2001 was a wild year. Barry Bonds hit 73 home runs. The Mariners won 116 games. Cal Ripken Jr. retired at season’s end and famously hit a home run in that game. When he rounded the bases, he passed the NL’s starting shortstop that year: Rich Aurilia.
Aurilia remains the top offensive character in San Francisco Giants history, with 1,226 hits as a shortstop and 1,292 games played. His competition is just Brandon Crawford, of course, but in an offensive era and in a lineup that was pretty well stacked, Aurilia stuck. He was never known for his glove, but in that same 2001 season, he led the National League in hits with 206. His 144 wRC+ means he was 44% better than the league average. He ranked 23rd by this metric, just a point about Jeff Bagwell, Mike, Piazza, and Carlos Delgado.
It was an impressive outburst of talent for the 29-year old, and it all came because Dusty Baker had decided in spring training that he wanted to bat Aurilia second. He had 2,125 plate appearances in six seasons prior to 2001, and had a just a bit below league average line of .270/.327/.419. It wasn’t unprecedented, but it was a bit surprising, especially for Aurilia himself, who wondered if Dusty Baker wanted him to change his approach.
That was not the case.
“Don’t change anything. Just do it in Spring Training and we’ll see how it goes and we’ll take it from there... just do what you do, Richie.”

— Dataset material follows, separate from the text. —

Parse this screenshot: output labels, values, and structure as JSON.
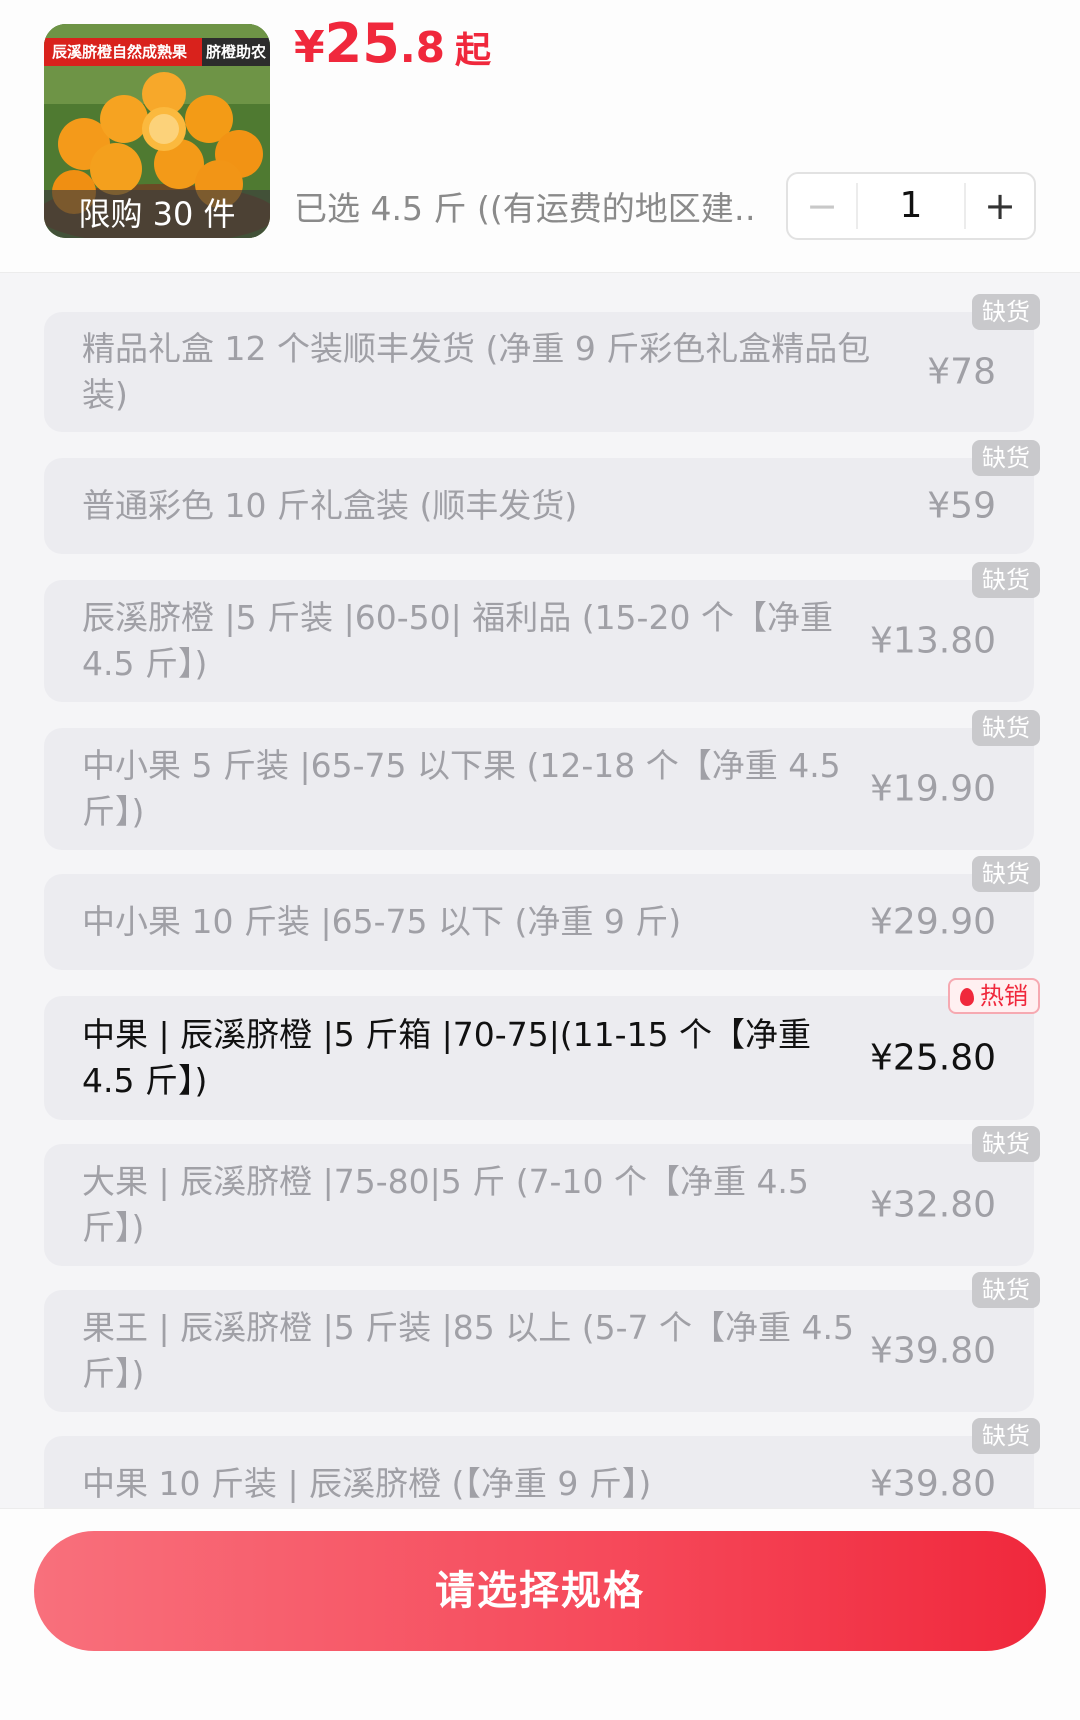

He tells Renel his All-Star Game story and shows nothing buy joy and pride from his Giants days. He also recounts his final game, which certainly brings back some memories (his last game in SF was also Randy Johnson’s).
Aurilia played 921 games after this All-Star season and never got back there. That 37 home run season will always be one of the most bizarre outlier seasons in Giants history. That’s never what a player sets out to accomplish, but at the same time, it happened, so why not cherish that?